The technique of using a delegate as a parse action came from a Luke H's blog post Monadic Parser Combinators using C# 3.0. I also wrote a post about Creating a Domain Specific Language for Parsing.
It's also entirely possible, if you like, to reference the Spark.dll assembly and inherit a class from the base CharGrammar to create an entirely new grammar for a particular syntax. It's probably the quickest way to start experimenting with this technique, and an example of that can be found in CharGrammarTester.cs.
Step 1. Use regular expressions (regexp substitution) to split your input template string to a token list, for example, split
hel<b>lo[if foo]bar is [bar].[else]baz[end]world</b>!
to
write('hel<b>lo')
if('foo')
write('bar is')
substitute('bar')
write('.')
else()
write('baz')
end()
write('world</b>!')
Step 2. Convert your token list to a syntax tree:
* Sequence
** Write
*** ('hel<b>lo')
** If
*** ('foo')
*** Sequence
**** Write
***** ('bar is')
**** Substitute
***** ('bar')
**** Write
***** ('.')
*** Write
**** ('baz')
** Write
*** ('world</b>!')
class Instruction {
}
class Write : Instruction {
string text;
}
class Substitute : Instruction {
string varname;
}
class Sequence : Instruction {
Instruction[] items;
}
class If : Instruction {
string condition;
Instruction then;
Instruction else;
}
Step 3. Write a recursive function (called the interpreter), which can walk your tree and execute the instructions there.
Another, alternative approach (instead of steps 1--3) if your language supports eval() (such as Perl, Python, Ruby): use a regexp substitution to convert the template to an eval()-able string in the host language, and run eval() to instantiate the template.
There are sooo many thing to do. But it does work for on simple GET statement plus a test.
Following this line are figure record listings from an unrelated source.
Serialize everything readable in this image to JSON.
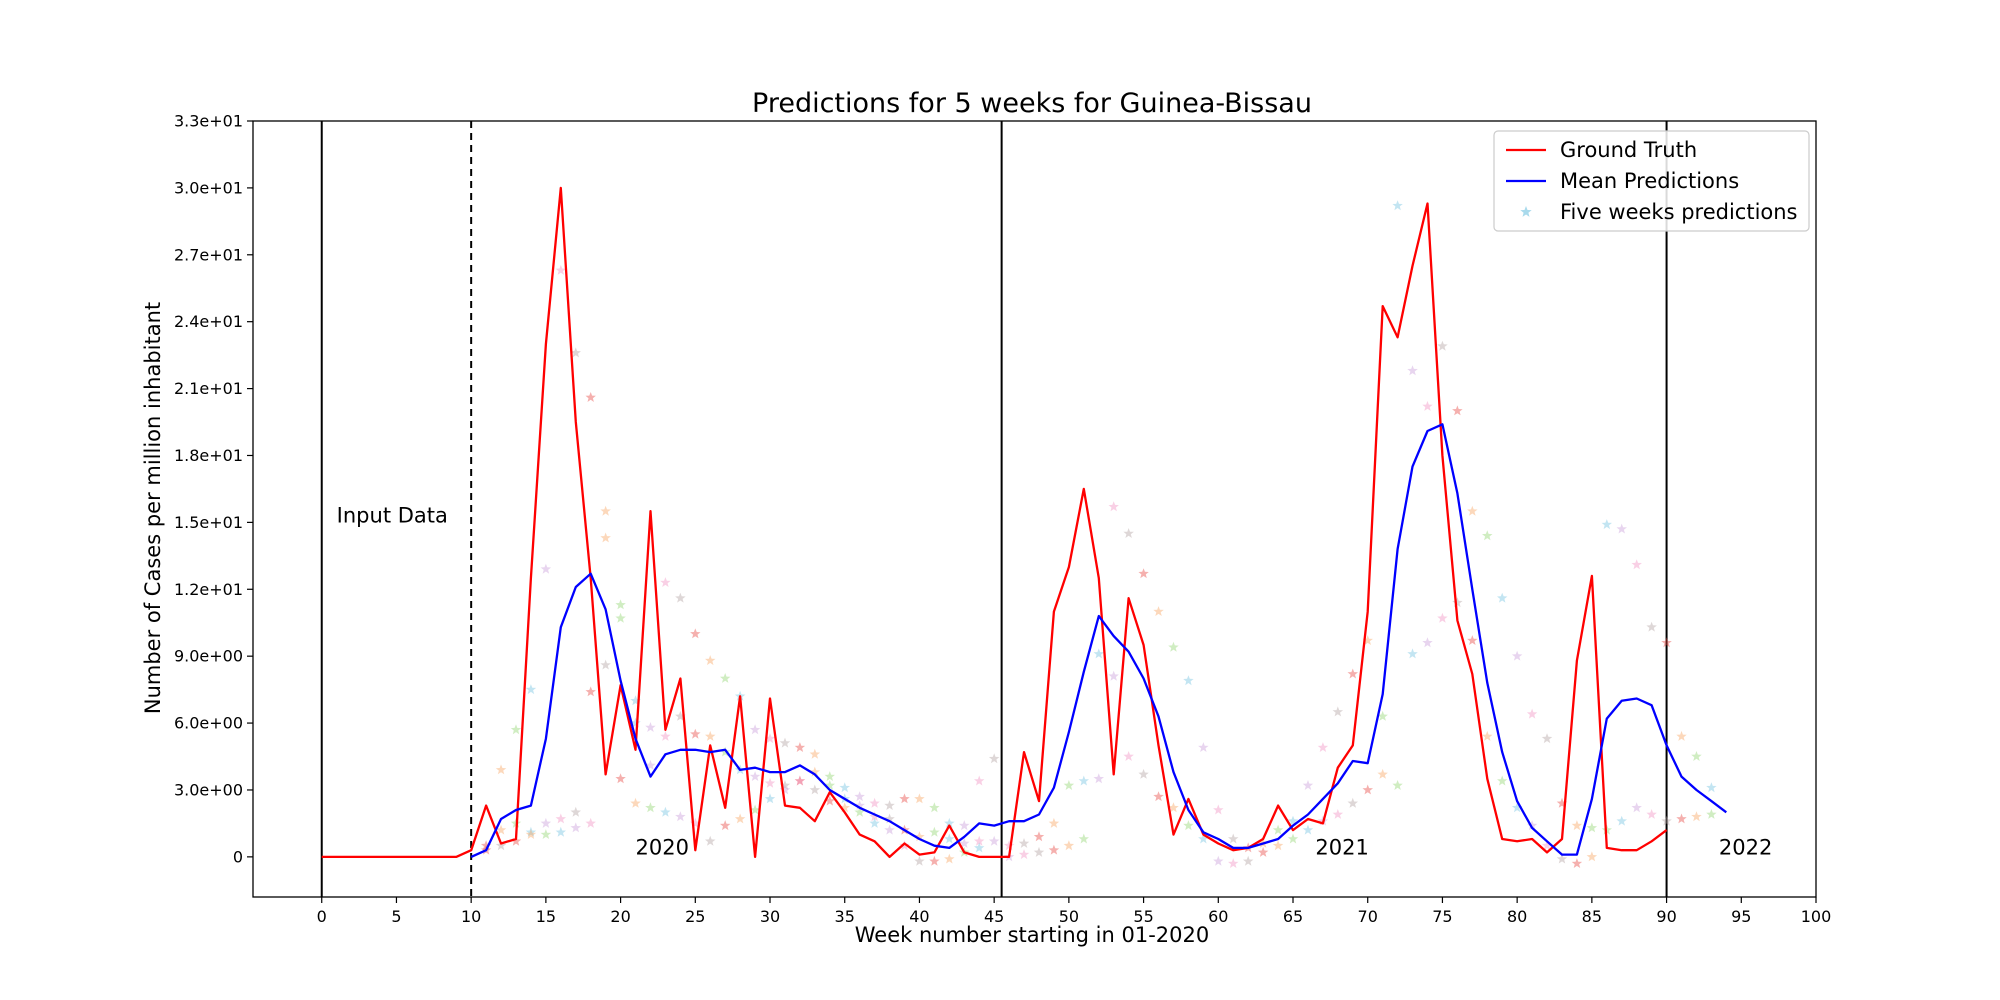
{
  "chart_data": {
    "type": "line",
    "title": "Predictions for 5 weeks for Guinea-Bissau",
    "xlabel": "Week number starting in 01-2020",
    "ylabel": "Number of Cases per million inhabitant",
    "xlim": [
      -4.6,
      100
    ],
    "ylim": [
      -1.8,
      33
    ],
    "x_ticks": [
      0,
      5,
      10,
      15,
      20,
      25,
      30,
      35,
      40,
      45,
      50,
      55,
      60,
      65,
      70,
      75,
      80,
      85,
      90,
      95,
      100
    ],
    "x_tick_labels": [
      "0",
      "5",
      "10",
      "15",
      "20",
      "25",
      "30",
      "35",
      "40",
      "45",
      "50",
      "55",
      "60",
      "65",
      "70",
      "75",
      "80",
      "85",
      "90",
      "95",
      "100"
    ],
    "y_ticks": [
      0,
      3,
      6,
      9,
      12,
      15,
      18,
      21,
      24,
      27,
      30,
      33
    ],
    "y_tick_labels": [
      "0",
      "3.0e+00",
      "6.0e+00",
      "9.0e+00",
      "1.2e+01",
      "1.5e+01",
      "1.8e+01",
      "2.1e+01",
      "2.4e+01",
      "2.7e+01",
      "3.0e+01",
      "3.3e+01"
    ],
    "grid": false,
    "legend_position": "top-right",
    "vertical_lines": [
      {
        "x": 0,
        "style": "solid"
      },
      {
        "x": 10,
        "style": "dashed"
      },
      {
        "x": 45.5,
        "style": "solid"
      },
      {
        "x": 90,
        "style": "solid"
      }
    ],
    "annotations": [
      {
        "text": "Input Data",
        "x": 1,
        "y": 15
      },
      {
        "text": "2020",
        "x": 21,
        "y": 0.1
      },
      {
        "text": "2021",
        "x": 66.5,
        "y": 0.1
      },
      {
        "text": "2022",
        "x": 93.5,
        "y": 0.1
      }
    ],
    "series": [
      {
        "name": "Ground Truth",
        "kind": "line",
        "color": "#ff0000",
        "x": [
          0,
          1,
          2,
          3,
          4,
          5,
          6,
          7,
          8,
          9,
          10,
          11,
          12,
          13,
          14,
          15,
          16,
          17,
          18,
          19,
          20,
          21,
          22,
          23,
          24,
          25,
          26,
          27,
          28,
          29,
          30,
          31,
          32,
          33,
          34,
          35,
          36,
          37,
          38,
          39,
          40,
          41,
          42,
          43,
          44,
          45,
          46,
          47,
          48,
          49,
          50,
          51,
          52,
          53,
          54,
          55,
          56,
          57,
          58,
          59,
          60,
          61,
          62,
          63,
          64,
          65,
          66,
          67,
          68,
          69,
          70,
          71,
          72,
          73,
          74,
          75,
          76,
          77,
          78,
          79,
          80,
          81,
          82,
          83,
          84,
          85,
          86,
          87,
          88,
          89,
          90
        ],
        "y": [
          0,
          0,
          0,
          0,
          0,
          0,
          0,
          0,
          0,
          0,
          0.3,
          2.3,
          0.6,
          0.8,
          12.5,
          23,
          30,
          19.5,
          12.5,
          3.7,
          7.7,
          4.8,
          15.5,
          5.7,
          8,
          0.3,
          5,
          2.2,
          7.2,
          0,
          7.1,
          2.3,
          2.2,
          1.6,
          2.9,
          2,
          1,
          0.7,
          0,
          0.6,
          0.1,
          0.2,
          1.4,
          0.2,
          0,
          0,
          0,
          4.7,
          2.5,
          11,
          13,
          16.5,
          12.5,
          3.7,
          11.6,
          9.5,
          5,
          1,
          2.6,
          1,
          0.6,
          0.3,
          0.4,
          0.8,
          2.3,
          1.2,
          1.7,
          1.5,
          4,
          5,
          11,
          24.7,
          23.3,
          26.5,
          29.3,
          18,
          10.6,
          8.2,
          3.5,
          0.8,
          0.7,
          0.8,
          0.2,
          0.8,
          8.8,
          12.6,
          0.4,
          0.3,
          0.3,
          0.7,
          1.2
        ]
      },
      {
        "name": "Mean Predictions",
        "kind": "line",
        "color": "#0000ff",
        "x": [
          10,
          11,
          12,
          13,
          14,
          15,
          16,
          17,
          18,
          19,
          20,
          21,
          22,
          23,
          24,
          25,
          26,
          27,
          28,
          29,
          30,
          31,
          32,
          33,
          34,
          35,
          36,
          37,
          38,
          39,
          40,
          41,
          42,
          43,
          44,
          45,
          46,
          47,
          48,
          49,
          50,
          51,
          52,
          53,
          54,
          55,
          56,
          57,
          58,
          59,
          60,
          61,
          62,
          63,
          64,
          65,
          66,
          67,
          68,
          69,
          70,
          71,
          72,
          73,
          74,
          75,
          76,
          77,
          78,
          79,
          80,
          81,
          82,
          83,
          84,
          85,
          86,
          87,
          88,
          89,
          90,
          91,
          92,
          93,
          94
        ],
        "y": [
          0,
          0.3,
          1.7,
          2.1,
          2.3,
          5.3,
          10.3,
          12.1,
          12.7,
          11.1,
          7.9,
          5.3,
          3.6,
          4.6,
          4.8,
          4.8,
          4.7,
          4.8,
          3.9,
          4,
          3.8,
          3.8,
          4.1,
          3.7,
          3,
          2.6,
          2.2,
          1.9,
          1.6,
          1.2,
          0.8,
          0.5,
          0.4,
          0.9,
          1.5,
          1.4,
          1.6,
          1.6,
          1.9,
          3.1,
          5.6,
          8.3,
          10.8,
          9.9,
          9.2,
          8,
          6.3,
          3.8,
          2.1,
          1.1,
          0.8,
          0.4,
          0.4,
          0.6,
          0.8,
          1.4,
          1.9,
          2.6,
          3.3,
          4.3,
          4.2,
          7.3,
          13.8,
          17.5,
          19.1,
          19.4,
          16.3,
          12,
          7.8,
          4.7,
          2.5,
          1.3,
          0.7,
          0.1,
          0.1,
          2.6,
          6.2,
          7,
          7.1,
          6.8,
          5,
          3.6,
          3,
          2.5,
          2
        ]
      },
      {
        "name": "Five weeks predictions",
        "kind": "scatter",
        "marker": "star",
        "color": "#6fc2e0",
        "palette": [
          "#e8433f",
          "#f7a35c",
          "#8fd36e",
          "#6fc2e0",
          "#c79ad9",
          "#f08fc0",
          "#b0a0a0"
        ],
        "x": [
          11,
          12,
          13,
          14,
          15,
          16,
          17,
          18,
          19,
          20,
          21,
          22,
          23,
          24,
          25,
          26,
          27,
          28,
          29,
          30,
          31,
          32,
          33,
          34,
          35,
          36,
          37,
          38,
          39,
          40,
          41,
          42,
          43,
          44,
          45,
          11,
          12,
          13,
          14,
          15,
          16,
          17,
          18,
          19,
          20,
          21,
          22,
          23,
          24,
          25,
          26,
          27,
          28,
          29,
          30,
          31,
          32,
          33,
          34,
          35,
          36,
          37,
          38,
          39,
          40,
          41,
          42,
          43,
          44,
          12,
          13,
          14,
          15,
          16,
          17,
          18,
          19,
          20,
          21,
          22,
          23,
          24,
          25,
          26,
          27,
          28,
          29,
          30,
          31,
          32,
          33,
          34,
          35,
          36,
          37,
          38,
          39,
          40,
          41,
          42,
          43,
          44,
          45,
          46,
          47,
          48,
          49,
          50,
          51,
          52,
          53,
          54,
          55,
          56,
          57,
          58,
          59,
          60,
          61,
          62,
          63,
          64,
          65,
          66,
          67,
          68,
          69,
          70,
          71,
          72,
          73,
          74,
          75,
          76,
          77,
          78,
          79,
          80,
          81,
          82,
          83,
          84,
          85,
          86,
          87,
          88,
          89,
          90,
          91,
          92,
          93,
          46,
          47,
          48,
          49,
          50,
          51,
          52,
          53,
          54,
          55,
          56,
          57,
          58,
          59,
          60,
          61,
          62,
          63,
          64,
          65,
          66,
          67,
          68,
          69,
          70,
          71,
          72,
          73,
          74,
          75,
          76,
          77,
          78,
          79,
          80,
          81,
          82,
          83,
          84,
          85,
          86,
          87,
          88,
          89,
          90,
          91,
          92,
          93
        ],
        "y": [
          0.5,
          3.9,
          5.7,
          7.5,
          12.9,
          26.3,
          22.6,
          20.6,
          15.5,
          11.3,
          7,
          5.8,
          12.3,
          11.6,
          10,
          8.8,
          8,
          7.2,
          5.7,
          5.3,
          5.1,
          4.9,
          4.6,
          3.6,
          3.1,
          2.7,
          2.4,
          2.3,
          2.6,
          2.6,
          2.2,
          1.5,
          1.4,
          3.4,
          4.4,
          0.3,
          1.2,
          1.5,
          1.1,
          1.5,
          1.7,
          2,
          7.4,
          14.3,
          10.7,
          6,
          4.1,
          5.4,
          6.3,
          5.5,
          5.4,
          4.7,
          3.9,
          3.6,
          3.3,
          3.2,
          3.4,
          3.8,
          3.2,
          2.6,
          2.3,
          1.8,
          1.7,
          1.2,
          0.9,
          1.1,
          0.8,
          0.6,
          0.7,
          0.5,
          0.7,
          1,
          1,
          1.1,
          1.3,
          1.5,
          8.6,
          3.5,
          2.4,
          2.2,
          2,
          1.8,
          1.5,
          0.7,
          1.4,
          1.7,
          2.1,
          2.6,
          3,
          3.4,
          3,
          2.5,
          2.2,
          2,
          1.5,
          1.2,
          0.5,
          -0.2,
          -0.2,
          -0.1,
          0.2,
          0.4,
          0.7,
          0.5,
          0.6,
          0.9,
          1.5,
          3.2,
          3.4,
          3.5,
          15.7,
          14.5,
          12.7,
          11,
          9.4,
          7.9,
          4.9,
          2.1,
          0.8,
          0.4,
          0.6,
          1.2,
          1.6,
          3.2,
          4.9,
          6.5,
          8.2,
          9.7,
          6.3,
          29.2,
          21.8,
          20.2,
          22.9,
          20,
          15.5,
          14.4,
          11.6,
          9,
          6.4,
          5.3,
          2.4,
          1.4,
          1.3,
          14.9,
          14.7,
          13.1,
          10.3,
          9.6,
          5.4,
          4.5,
          3.1,
          0,
          0.1,
          0.2,
          0.3,
          0.5,
          0.8,
          9.1,
          8.1,
          4.5,
          3.7,
          2.7,
          2.2,
          1.4,
          0.8,
          -0.2,
          -0.3,
          -0.2,
          0.2,
          0.5,
          0.8,
          1.2,
          1.6,
          1.9,
          2.4,
          3,
          3.7,
          3.2,
          9.1,
          9.6,
          10.7,
          11.4,
          9.7,
          5.4,
          3.4,
          2.2,
          1.4,
          0.5,
          -0.1,
          -0.3,
          0,
          1.2,
          1.6,
          2.2,
          1.9,
          1.6,
          1.7,
          1.8,
          1.9
        ]
      }
    ]
  }
}
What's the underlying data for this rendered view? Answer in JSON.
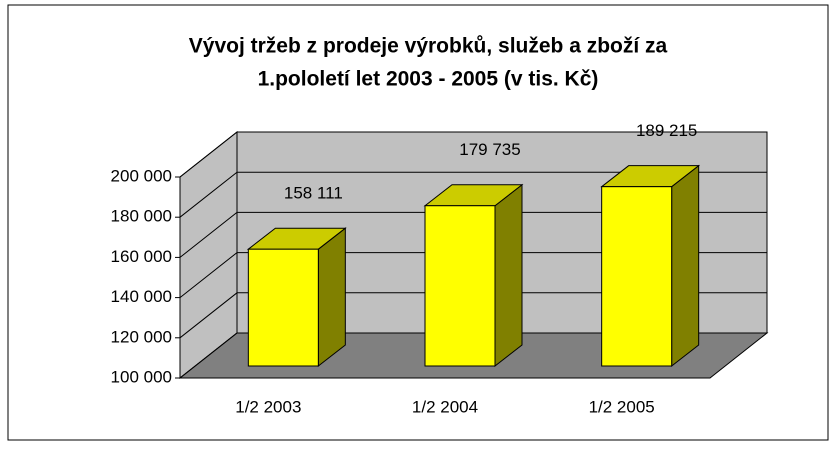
{
  "chart_data": {
    "type": "bar3d",
    "title": "Vývoj tržeb z prodeje výrobků, služeb a zboží za 1.pololetí let 2003 - 2005 (v tis. Kč)",
    "title_lines": [
      "Vývoj tržeb z prodeje výrobků, služeb a zboží za",
      "1.pololetí let 2003 - 2005 (v tis. Kč)"
    ],
    "categories": [
      "1/2 2003",
      "1/2 2004",
      "1/2 2005"
    ],
    "values": [
      158111,
      179735,
      189215
    ],
    "value_labels": [
      "158 111",
      "179 735",
      "189 215"
    ],
    "color": "#ffff00",
    "ylim": [
      100000,
      200000
    ],
    "yticks": [
      {
        "value": 100000,
        "label": "100 000"
      },
      {
        "value": 120000,
        "label": "120 000"
      },
      {
        "value": 140000,
        "label": "140 000"
      },
      {
        "value": 160000,
        "label": "160 000"
      },
      {
        "value": 180000,
        "label": "180 000"
      },
      {
        "value": 200000,
        "label": "200 000"
      }
    ],
    "grid": true
  }
}
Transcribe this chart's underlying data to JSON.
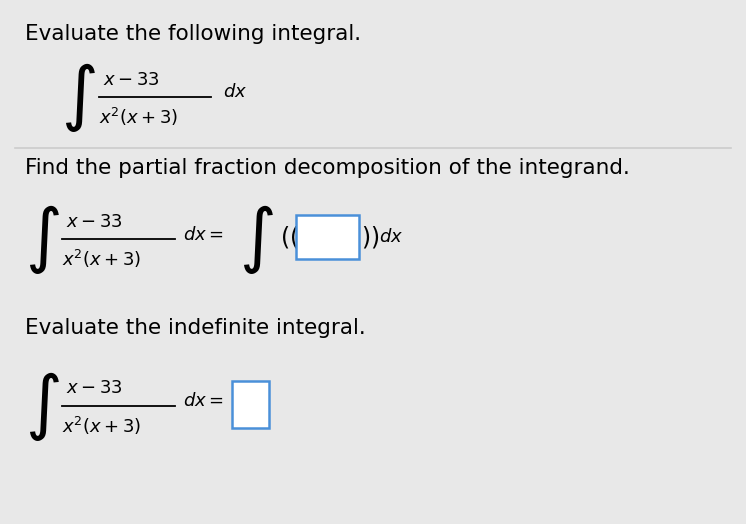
{
  "background_color": "#e8e8e8",
  "content_bg": "#ffffff",
  "title1": "Evaluate the following integral.",
  "title2": "Find the partial fraction decomposition of the integrand.",
  "title3": "Evaluate the indefinite integral.",
  "font_color": "#000000",
  "box_color": "#4a90d9",
  "divider_color": "#cccccc",
  "font_size_title": 15.5,
  "font_size_math": 13,
  "font_size_integral": 36
}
That's a start.
http://github.com/claco/tt.net/
In the end, I already had too much time in ANTLR to give loudejs' method a go. I wanted to spend a little more time on the whole process rather than the parser/lexer. Maybe in version 2 I can have a go at the Spark way when my brain understands things a little more.
Vici Parser (formerly known as LazyParser.NET) is an open-source tokenizer/template parser/expression parser which can help you get started.
If it's not what you're looking for, then you may get some ideas by looking at the source code.